Dlatego też w projekcie ma być przewidziana możliwość oddawania głosów osobiście lub przez pełnomocnika w siedzibie spółdzielni. Warunkiem będzie to, by swój głos oddać nie później niż w dzień przed rozpoczęciem pierwszej części walnego zgromadzenia.
Zdaniem Ministerstwa Sprawiedliwości te zmiany pozwolą odzyskać spółdzielcom wpływ na bądź co bądź swoją własność. Dziś w największych betonowych molochach w walnych bierze udział po zaledwie kilka procent uprawnionych. To efekt m.in. tego, że obrady są organizowane z dala od miejsca zamieszkania ludzi oraz odbywają się w nocy. Zgodnie z koncepcją MS zarządzających daną spółdzielnią będzie mogła odwołać aktywna grupa mieszkańców, bez wychodzenia z domu.

Tajne papiery

Kolejna kwestia to dostęp do dokumentów. Teoretycznie już dziś spółdzielcy powinni otrzymać wszystko to, co ich interesuje. Wynika to z art. 81 ust. 1 ustawy o spółdzielniach mieszkaniowych (t.j. Dz.U. z 2018 r. poz. 845 ze zm.). Przepis ten stanowi, że członek spółdzielni ma prawo otrzymania odpisu statutu i regulaminów oraz kopii uchwał organów spółdzielni i protokołów obrad organów spółdzielni, protokołów lustracji, rocznych sprawozdań finansowych oraz faktur i umów zawieranych przez spółdzielnię z osobami trzecimi. Zarazem koszty sporządzania odpisów i kopii dokumentów, z wyjątkiem statutu i regulaminów uchwalonych na podstawie statutu, pokrywa sam spółdzielca. W praktyce dochodzi do takich sytuacji, że niektóre spółdzielnie żądają nawet kilkunastu złotych za jedną stronę przekazanego dokumentu. W ten sposób ukrywane są podejmowane decyzje.

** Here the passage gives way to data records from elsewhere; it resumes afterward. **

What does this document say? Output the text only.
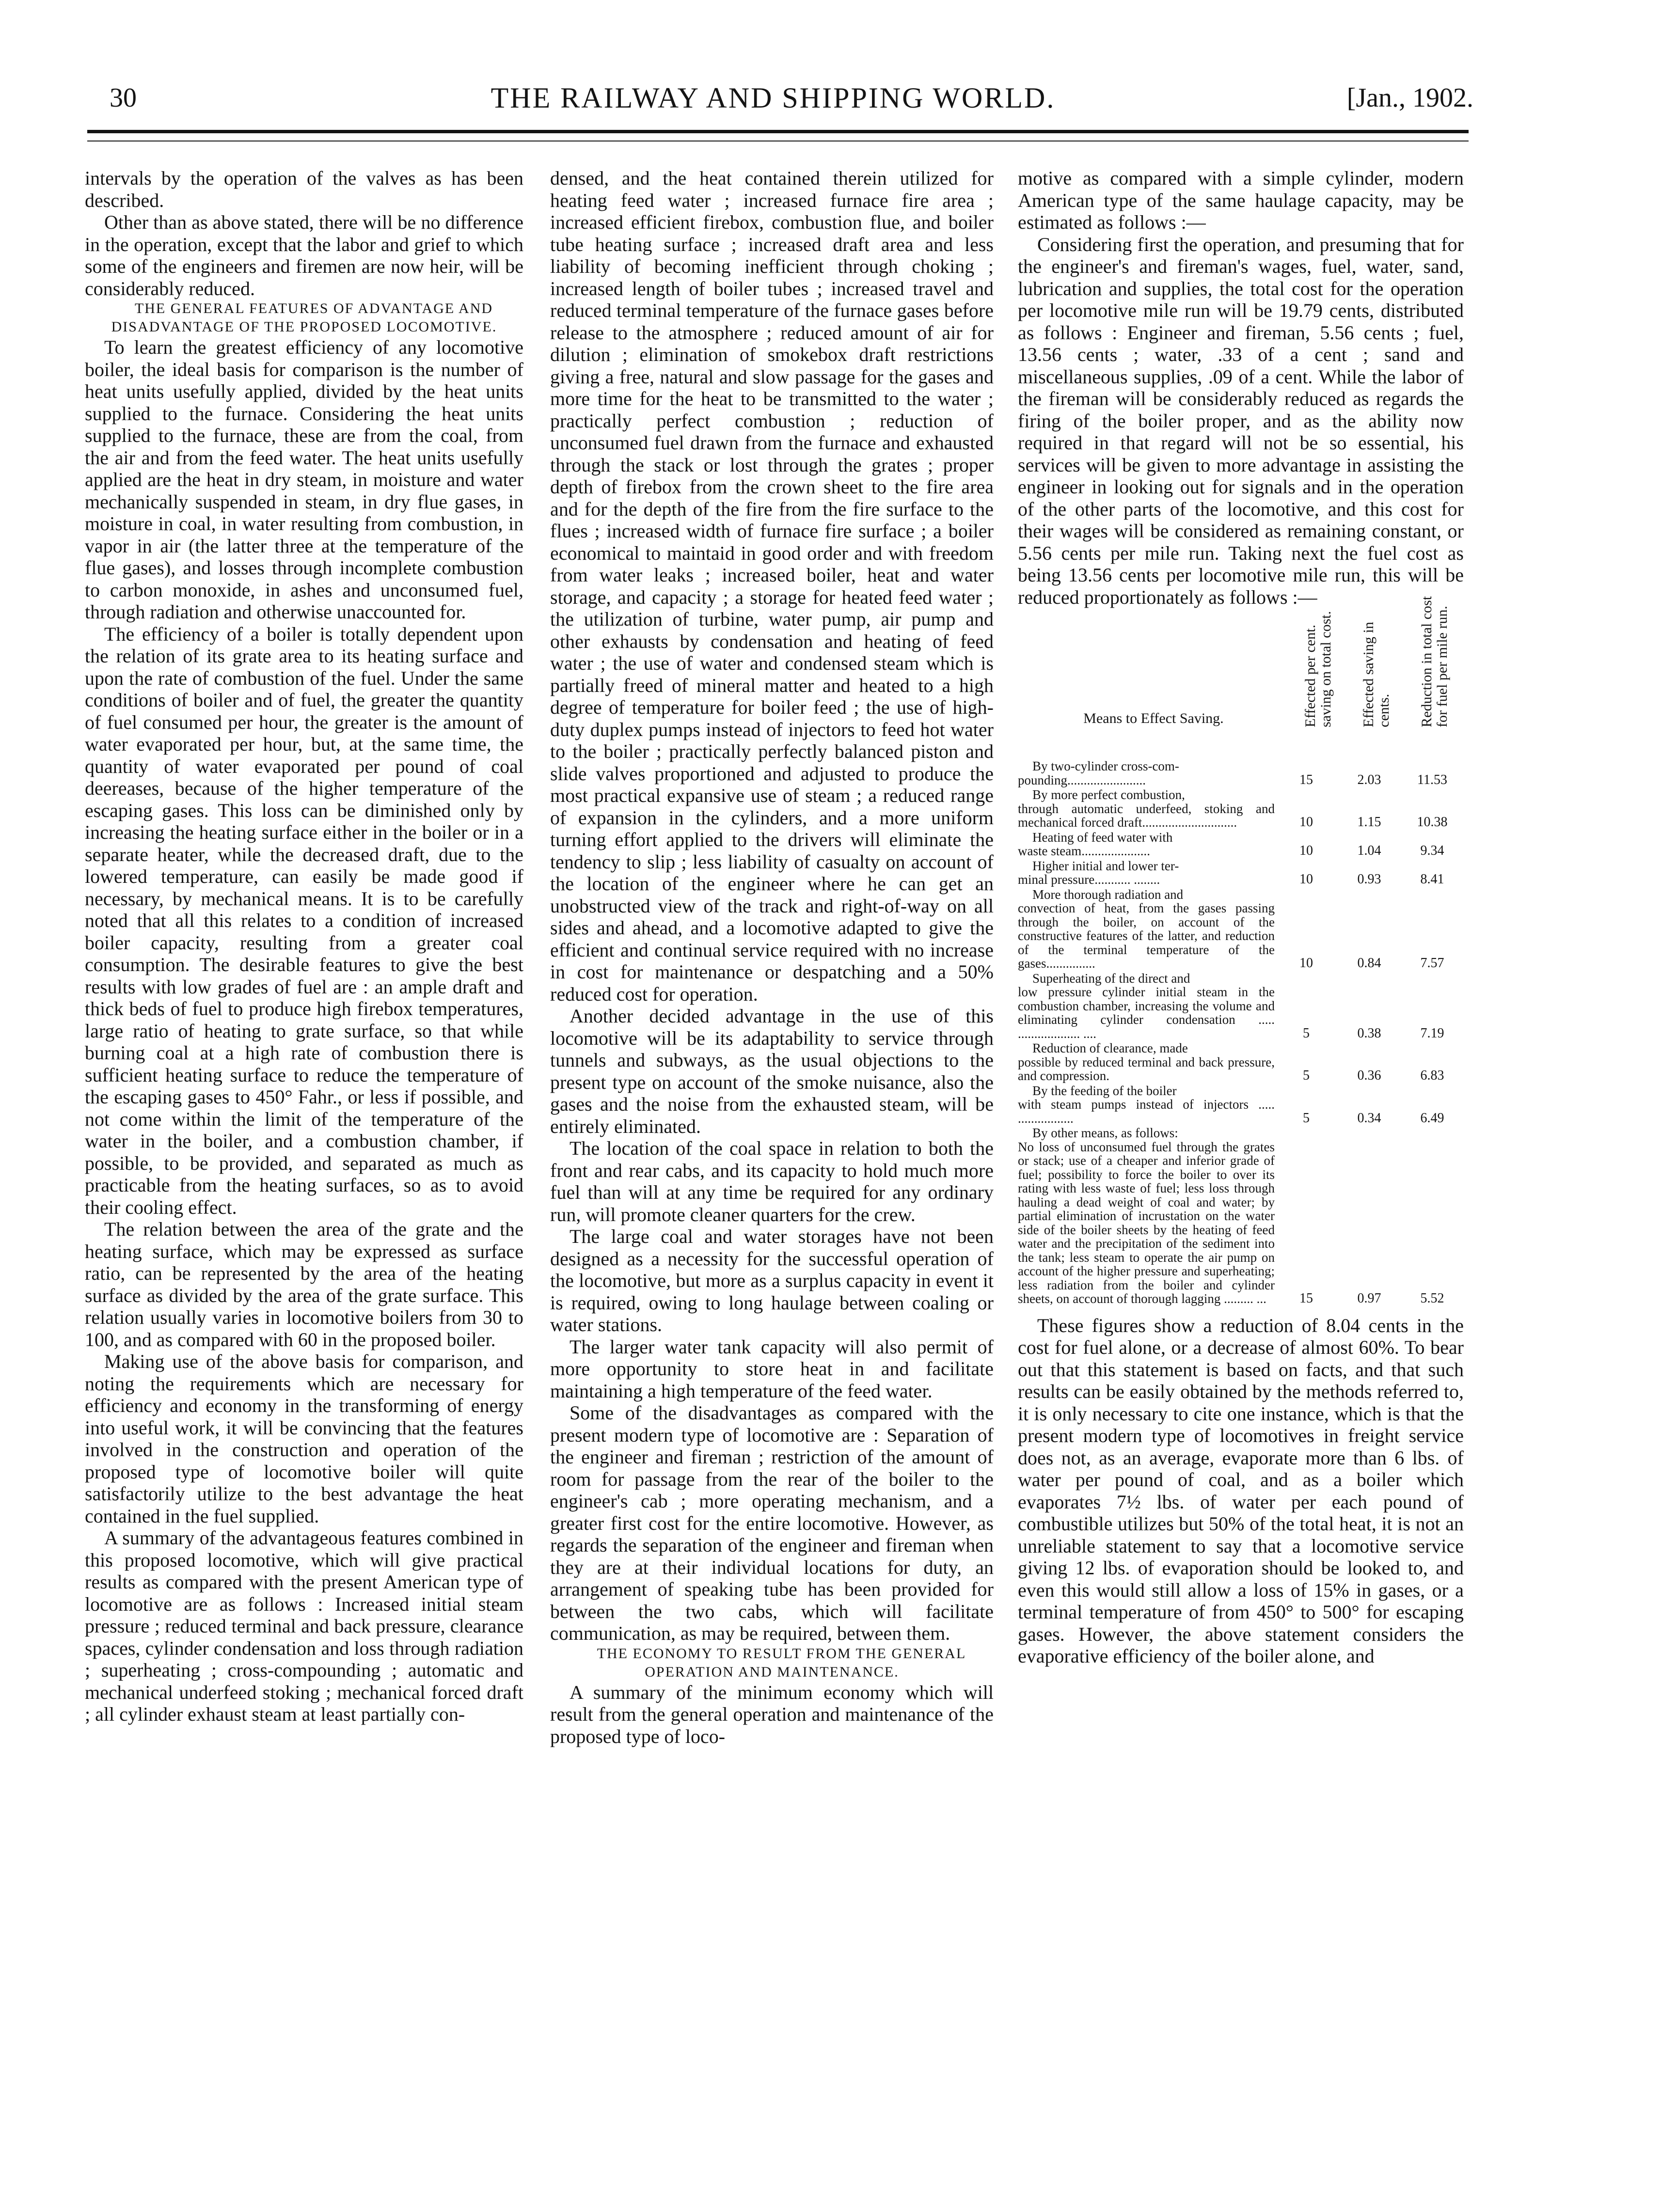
30	THE RAILWAY AND SHIPPING WORLD.	[Jan., 1902.

intervals by the operation of the valves as has been described.

Other than as above stated, there will be no difference in the operation, except that the labor and grief to which some of the engineers and firemen are now heir, will be considerably reduced.

THE GENERAL FEATURES OF ADVANTAGE AND DISADVANTAGE OF THE PROPOSED LOCOMOTIVE.

To learn the greatest efficiency of any locomotive boiler, the ideal basis for comparison is the number of heat units usefully applied, divided by the heat units supplied to the furnace. Considering the heat units supplied to the furnace, these are from the coal, from the air and from the feed water. The heat units usefully applied are the heat in dry steam, in moisture and water mechanically suspended in steam, in dry flue gases, in moisture in coal, in water resulting from combustion, in vapor in air (the latter three at the temperature of the flue gases), and losses through incomplete combustion to carbon monoxide, in ashes and unconsumed fuel, through radiation and otherwise unaccounted for.

The efficiency of a boiler is totally dependent upon the relation of its grate area to its heating surface and upon the rate of combustion of the fuel. Under the same conditions of boiler and of fuel, the greater the quantity of fuel consumed per hour, the greater is the amount of water evaporated per hour, but, at the same time, the quantity of water evaporated per pound of coal deereases, because of the higher temperature of the escaping gases. This loss can be diminished only by increasing the heating surface either in the boiler or in a separate heater, while the decreased draft, due to the lowered temperature, can easily be made good if necessary, by mechanical means. It is to be carefully noted that all this relates to a condition of increased boiler capacity, resulting from a greater coal consumption. The desirable features to give the best results with low grades of fuel are : an ample draft and thick beds of fuel to produce high firebox temperatures, large ratio of heating to grate surface, so that while burning coal at a high rate of combustion there is sufficient heating surface to reduce the temperature of the escaping gases to 450° Fahr., or less if possible, and not come within the limit of the temperature of the water in the boiler, and a combustion chamber, if possible, to be provided, and separated as much as practicable from the heating surfaces, so as to avoid their cooling effect.

The relation between the area of the grate and the heating surface, which may be expressed as surface ratio, can be represented by the area of the heating surface as divided by the area of the grate surface. This relation usually varies in locomotive boilers from 30 to 100, and as compared with 60 in the proposed boiler.

Making use of the above basis for comparison, and noting the requirements which are necessary for efficiency and economy in the transforming of energy into useful work, it will be convincing that the features involved in the construction and operation of the proposed type of locomotive boiler will quite satisfactorily utilize to the best advantage the heat contained in the fuel supplied.

A summary of the advantageous features combined in this proposed locomotive, which will give practical results as compared with the present American type of locomotive are as follows : Increased initial steam pressure ; reduced terminal and back pressure, clearance spaces, cylinder condensation and loss through radiation ; superheating ; cross-compounding ; automatic and mechanical underfeed stoking ; mechanical forced draft ; all cylinder exhaust steam at least partially con-

densed, and the heat contained therein utilized for heating feed water ; increased furnace fire area ; increased efficient firebox, combustion flue, and boiler tube heating surface ; increased draft area and less liability of becoming inefficient through choking ; increased length of boiler tubes ; increased travel and reduced terminal temperature of the furnace gases before release to the atmosphere ; reduced amount of air for dilution ; elimination of smokebox draft restrictions giving a free, natural and slow passage for the gases and more time for the heat to be transmitted to the water ; practically perfect combustion ; reduction of unconsumed fuel drawn from the furnace and exhausted through the stack or lost through the grates ; proper depth of firebox from the crown sheet to the fire area and for the depth of the fire from the fire surface to the flues ; increased width of furnace fire surface ; a boiler economical to maintaid in good order and with freedom from water leaks ; increased boiler, heat and water storage, and capacity ; a storage for heated feed water ; the utilization of turbine, water pump, air pump and other exhausts by condensation and heating of feed water ; the use of water and condensed steam which is partially freed of mineral matter and heated to a high degree of temperature for boiler feed ; the use of high-duty duplex pumps instead of injectors to feed hot water to the boiler ; practically perfectly balanced piston and slide valves proportioned and adjusted to produce the most practical expansive use of steam ; a reduced range of expansion in the cylinders, and a more uniform turning effort applied to the drivers will eliminate the tendency to slip ; less liability of casualty on account of the location of the engineer where he can get an unobstructed view of the track and right-of-way on all sides and ahead, and a locomotive adapted to give the efficient and continual service required with no increase in cost for maintenance or despatching and a 50% reduced cost for operation.

Another decided advantage in the use of this locomotive will be its adaptability to service through tunnels and subways, as the usual objections to the present type on account of the smoke nuisance, also the gases and the noise from the exhausted steam, will be entirely eliminated.

The location of the coal space in relation to both the front and rear cabs, and its capacity to hold much more fuel than will at any time be required for any ordinary run, will promote cleaner quarters for the crew.

The large coal and water storages have not been designed as a necessity for the successful operation of the locomotive, but more as a surplus capacity in event it is required, owing to long haulage between coaling or water stations.

The larger water tank capacity will also permit of more opportunity to store heat in and facilitate maintaining a high temperature of the feed water.

Some of the disadvantages as compared with the present modern type of locomotive are : Separation of the engineer and fireman ; restriction of the amount of room for passage from the rear of the boiler to the engineer's cab ; more operating mechanism, and a greater first cost for the entire locomotive. However, as regards the separation of the engineer and fireman when they are at their individual locations for duty, an arrangement of speaking tube has been provided for between the two cabs, which will facilitate communication, as may be required, between them.

THE ECONOMY TO RESULT FROM THE GENERAL OPERATION AND MAINTENANCE.

A summary of the minimum economy which will result from the general operation and maintenance of the proposed type of loco-

motive as compared with a simple cylinder, modern American type of the same haulage capacity, may be estimated as follows :—

Considering first the operation, and presuming that for the engineer's and fireman's wages, fuel, water, sand, lubrication and supplies, the total cost for the operation per locomotive mile run will be 19.79 cents, distributed as follows : Engineer and fireman, 5.56 cents ; fuel, 13.56 cents ; water, .33 of a cent ; sand and miscellaneous supplies, .09 of a cent. While the labor of the fireman will be considerably reduced as regards the firing of the boiler proper, and as the ability now required in that regard will not be so essential, his services will be given to more advantage in assisting the engineer in looking out for signals and in the operation of the other parts of the locomotive, and this cost for their wages will be considered as remaining constant, or 5.56 cents per mile run. Taking next the fuel cost as being 13.56 cents per locomotive mile run, this will be reduced proportionately as follows :—

Means to Effect Saving.	Effected per cent. saving on total cost. Effected saving in cents. Reduction in total cost for fuel per mile run.
By two-cylinder cross-com-
pounding........................	15	2.03	11.53
By more perfect combustion,
through automatic underfeed, stoking and mechanical forced draft.............................	10	1.15	10.38
Heating of feed water with
waste steam.....................	10	1.04	9.34
Higher initial and lower ter-
minal pressure........... ........	10	0.93	8.41
More thorough radiation and
convection of heat, from the gases passing through the boiler, on account of the constructive features of the latter, and reduction of the terminal temperature of the gases...............	10	0.84	7.57
Superheating of the direct and
low pressure cylinder initial steam in the combustion chamber, increasing the volume and eliminating cylinder condensation ..... ................... ....	5	0.38	7.19
Reduction of clearance, made
possible by reduced terminal and back pressure, and compression.	5	0.36	6.83
By the feeding of the boiler
with steam pumps instead of injectors ..... .................	5	0.34	6.49
By other means, as follows:
No loss of unconsumed fuel through the grates or stack; use of a cheaper and inferior grade of fuel; possibility to force the boiler to over its rating with less waste of fuel; less loss through hauling a dead weight of coal and water; by partial elimination of incrustation on the water side of the boiler sheets by the heating of feed water and the precipitation of the sediment into the tank; less steam to operate the air pump on account of the higher pressure and superheating; less radiation from the boiler and cylinder sheets, on account of thorough lagging ......... ...	15	0.97	5.52

These figures show a reduction of 8.04 cents in the cost for fuel alone, or a decrease of almost 60%. To bear out that this statement is based on facts, and that such results can be easily obtained by the methods referred to, it is only necessary to cite one instance, which is that the present modern type of locomotives in freight service does not, as an average, evaporate more than 6 lbs. of water per pound of coal, and as a boiler which evaporates 7½ lbs. of water per each pound of combustible utilizes but 50% of the total heat, it is not an unreliable statement to say that a locomotive service giving 12 lbs. of evaporation should be looked to, and even this would still allow a loss of 15% in gases, or a terminal temperature of from 450° to 500° for escaping gases. However, the above statement considers the evaporative efficiency of the boiler alone, and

– Po co za każdym razem kserować ważne umowy na wniosek konkretnego mieszkańca, skoro można oszczędzić czas i papier i udostępnić wszystkim mieszkańcom skan tych dokumentów w systemie? – zastanawia się Sebastian Kaleta. Dlatego każda spółdzielnia mieszkaniowa będzie obowiązana udostępniać bez opłat dokumenty za pomocą elektronicznych kont i e-maili oraz celem sporządzenia fotokopii.
– Zapowiadane zmiany są dobre i odpowiadają na część problemów związanych z jawnością – a właściwie jej brakiem – w wielu spółdzielniach mieszkaniowych. Wprowadzenie rozwiązań elektronicznych w zakresie dostępu do dokumentów stanowi na pewno duże ułatwienie – komentuje Krzysztof Izdebski, dyrektor programowy fundacji ePaństwo. Przy czym obawia się, czy rzeczywiście jawność zwiększy się wskutek nowych przepisów. Bądź co bądź, już dziś kłopoty są nie tylko z wysokimi opłatami, lecz także z samym udostępnianiem dokumentów wymienionych w art. 81 ustawy.
– Duże znaczenie ma również sposób publikacji dokumentów na stronach spółdzielni. Jeśli miałby to być tylko skan, to lektura i analiza tych dokumentów będzie utrudniona. Należałoby określić, że publikacja oznacza możliwość maszynowego odczytu – dodaje Izdebski.